Leí Rayuela con la impaciencia de un joven ante su primer amor, con la exigencia -moral y profesional- de disfrutar de una obra maestra. Me impactó el universo de la Maga, Horacio Oliveira y Rocamadour; noté que paseaba por las calles de un París mítico y, todavía hoy, quince años después, veo a los personajes vagar por sus calles con un cierto halo de nostalgia. Aunque había leído bastantes relatos de Cortázar, me pareció una escritura nueva, un estilo distinto, intelectual pero profundamente humano. Sé que he de volver a Rayuela cuando llegue su momento, con la serenidad de un tiempo sin prisas y sin miedo, como se reviven los amores juveniles desde la atalaya de la edad. 

Reconozco que la segunda lectura que rescato me impresionó tanto o más que la anterior. Se trata de Alicia en el País de las Maravillas, de Lewis Carroll. Os voy a ahorrar cualquier reseña de esta novela mal catalogada como infantil, como tantas otras de su estilo. El universo de Lewis Carroll es una delicia para cualquier lector en general y para los filólogos en particular. Por cierto, si os gusta Carroll y tenéis ocasión, leed el relato de Fredric Brown La noche a través del espejo, otra delicatessen.

Por último, no voy a dejar pasar la ocasión de reseñar una joya de la literatura tal vez relegada por la grandeza de otras obras del autor. Se trata del Tirano Banderas, de Ramón María del Valle-Inclán. En esta época de calor no sé si será procedente embarcarse en una "novela de tierra caliente" sin sufrir en demasía. Lo que sí recomiendo es que os acerquéis en alguna ocasión a esa prosa inimitable de Valle, a su humor negro, al preciosismo lingüístico y literario de sus diálogos, a la creación de un arquetipo, el del tirano americano, que ha traspasado ya las fronteras del tiempo y del espacio. Lecturas que son un lujo a nuestro alcance.

Sesquidécada: abril 1999

El protagonista de esta sesquidécada es bien conocido: Ramón del Valle-Inclán. Más de una vez he declarado mi veneración por Luces de bohemia, la que considero su obra maestra. Sin embargo, la relectura de otras de sus obras me llevan a considerar a Valle como una de las figuras más destacadas de la literatura y cultura del siglo XX. Pienso en sus Comedias bárbaras, en las Sonatas, en las novelas del Ruedo ibérico, en el Tirano Banderas... tan distintas unas de otras, tan magistrales todas ellas y creo que tardaremos bastante en encontrar una figura de tamaña valía.

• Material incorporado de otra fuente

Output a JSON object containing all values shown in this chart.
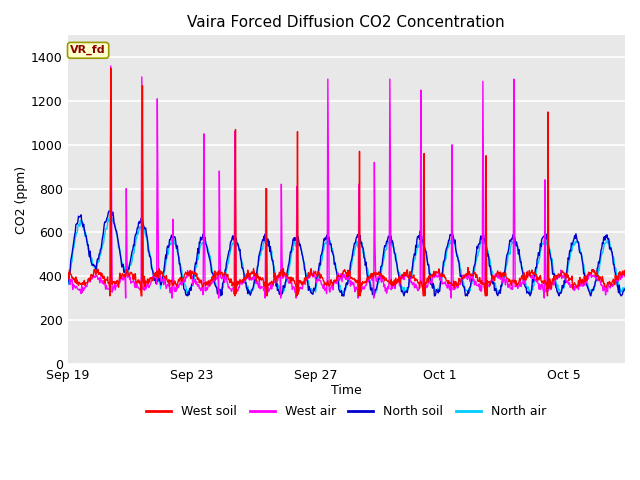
{
  "title": "Vaira Forced Diffusion CO2 Concentration",
  "xlabel": "Time",
  "ylabel": "CO2 (ppm)",
  "ylim": [
    0,
    1500
  ],
  "yticks": [
    0,
    200,
    400,
    600,
    800,
    1000,
    1200,
    1400
  ],
  "colors": {
    "west_soil": "#ff0000",
    "west_air": "#ff00ff",
    "north_soil": "#0000cc",
    "north_air": "#00ccff"
  },
  "legend_label_box": "VR_fd",
  "legend_box_facecolor": "#ffffcc",
  "legend_box_edgecolor": "#999900",
  "fig_facecolor": "#ffffff",
  "ax_facecolor": "#e8e8e8",
  "grid_color": "#ffffff",
  "xtick_labels": [
    "Sep 19",
    "Sep 23",
    "Sep 27",
    "Oct 1",
    "Oct 5"
  ],
  "linewidth": 1.0
}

Recupero en esta ocasión una de sus obras menores, los esperpentos que configuran Martes de carnaval: Los cuernos de don Friolera, La hija del capitán y Las galas del difunto (por suerte, podemos ver incluso su versión televisiva). Aunque la unidad del conjunto reside en las referencias al estamento militar y al concepto del honor, creo que lo más valioso es su estilo y la agudeza de su visión crítica. Parece que detrás de cada palabra haya una carga de profundidad hacia una sociedad entumecida y anclada en lo más rancio y trasnochado. 
Quisiera aprovechar también para rescatar una pequeña obrita que aparece en mi edición de Espasa titulada ¿Para cuándo son las reclamaciones diplomáticas? Es tan breve que se puede leer en apenas unos minutos. ¿Lo probáis? 

Son solo unos minutitos...

Si la habéis leído os animo a compararla con alguna de las viñetas de Néstor Alonso, como esta que ilustra mi nota o con otras del mismo estilo. ¿Tanto se diferencian estos tipos grises de los de Valle?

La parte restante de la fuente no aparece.